How to check if you're vulnerable to the Stagefright Android hack -- and how to fix it

Credit: Zimperium Security

Want to find out if you're vulnerable to the nasty Stagefright Android hack? Here's how to do it. Better yet, I've got advice on how to keep yourself safe.

The Stagefright vulnerability was discovered by the mobile security firm Zimperium. The firm claims that 950 million Android devices are vulnerable to it. Google claims that only 10 percent of those devices are vulnerable. Either way you look at it, though, that's a lot of devices --- and one may be yours.

The hack is a simple one. An attacker sends a multimedia messaging service (MMS) message -- a video text. That video can carry a malicious payload, and the attacker can gain access to your system. In some instances, you don't even have to open the message to be infected.

It's easy to find out if you're vulnerable. Download Zimperium's free Stagefright Detector App and run it. You'll be told whether you're vulnerable.

Google is working on Android patches to close the security hole. At the moment, only some Nexus devices have the fix. Until your Android device is patched, though, there's a way you can protect yourself --- disable auto-fetching of MMS, and don't open any MMSs sent to you.
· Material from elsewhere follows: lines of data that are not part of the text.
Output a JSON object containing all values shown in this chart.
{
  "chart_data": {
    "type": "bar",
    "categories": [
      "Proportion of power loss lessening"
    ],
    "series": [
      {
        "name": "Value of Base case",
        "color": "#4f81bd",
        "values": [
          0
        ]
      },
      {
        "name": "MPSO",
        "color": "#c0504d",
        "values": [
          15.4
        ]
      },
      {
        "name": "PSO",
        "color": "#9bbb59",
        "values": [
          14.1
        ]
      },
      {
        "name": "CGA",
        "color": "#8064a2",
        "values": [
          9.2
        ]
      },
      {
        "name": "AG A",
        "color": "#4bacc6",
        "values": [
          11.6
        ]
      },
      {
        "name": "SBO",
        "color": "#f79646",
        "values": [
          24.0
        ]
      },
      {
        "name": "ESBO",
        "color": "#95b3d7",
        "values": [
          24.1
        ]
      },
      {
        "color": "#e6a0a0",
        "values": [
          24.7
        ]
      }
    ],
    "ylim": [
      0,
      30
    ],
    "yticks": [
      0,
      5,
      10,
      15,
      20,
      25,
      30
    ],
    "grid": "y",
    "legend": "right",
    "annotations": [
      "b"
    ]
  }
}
You'll need to disable auto-fetching of MMS in two places, Google Hangouts and in Messages. To disable it in Google Hangouts, first open Hangouts. Then tap Options-->Settings-->SMS. In the General section, look if you have SMS enabled. If you do, go to Advanced and uncheck the box next to Auto Retrieve SMS. That disables auto-fetching in Google Hangouts.

Next open Messages. Tap More-->Settings-->More Settings-->Multimedia Messages. Turn off Auto Retrieve. That disables auto-fetching in Messages.

Keep those settings that way until Google comes up with a fix.